Andrews agrees. “People get a cold and often go to the doctor demanding antibiotics, but a cold is a virus and antibiotics won’t work. Taking them unnecessarily is causing virulence and resistance in many classes of microbes,” she says. “By doing this, you are going to cause resistance five or 10 years down the line.”

Researchers believe a particularly virulent strain of C. diff—NAP1—that emerged in 2000 was spawned by antibiotic overuse. This strain accounts for about 30 percent of all C. diff cases. “It’s a big toxin producer. It can also be antibiotic-resistant and tends to recur,” Andrews says.

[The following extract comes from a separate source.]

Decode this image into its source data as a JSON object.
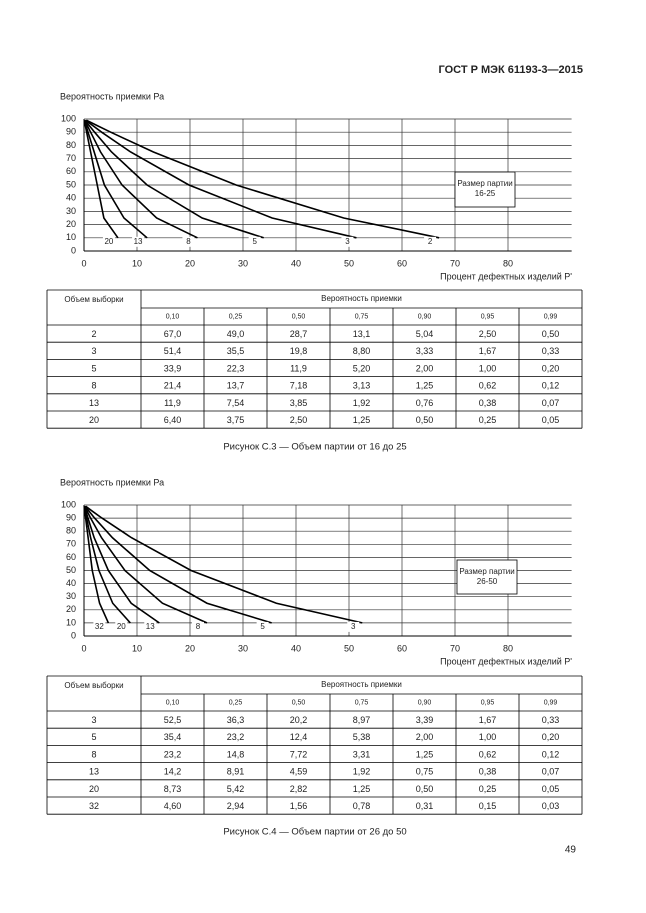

Furthermore, there has been a slow rise of community cases, including those among people who don’t fit the mold. “We are seeing it in a younger population, in those who aren’t immune-suppressed,” Davies says. “If a 19-year-old who is not on antibiotics or immune-suppressing medications comes into my office with significant diarrhea, C. diff is still something to think about.”

Yale School of Public Health is part of the Connecticut Emerging Infections Program, a collaboration between the Connecticut State Department of Public Health and the CDC. Its C. difficile surveillance program monitors all cases in New Haven County and is one of 10 sites throughout the United States monitoring C. diff infections in the population.

“One of the biggest trends we are looking at is from 2011 to 2017, when we saw the overall number of C. diff cases, as well as the hospital-acquired cases, go down. But the community-associated cases were going up,” says Danyel Olson, MS, MPH, the program’s surveillance coordinator. That trend continued until about 2015, Olson says, when the rates stabilized.

“The decrease in hospital infections could be from implementation of infection control practices, antibiotic stewardship, and new treatment guidelines,” Olson says. “We are unsure why infections increased in the community.”

Andrews, for one, is optimistic about the tide turning when it comes to the overuse of antibiotics. “I think half the battle is recognizing that this is a problem,” she says. “C. diff infection rates may get worse before they get better, but I think it goes back to getting antibiotic prescriptions under control.”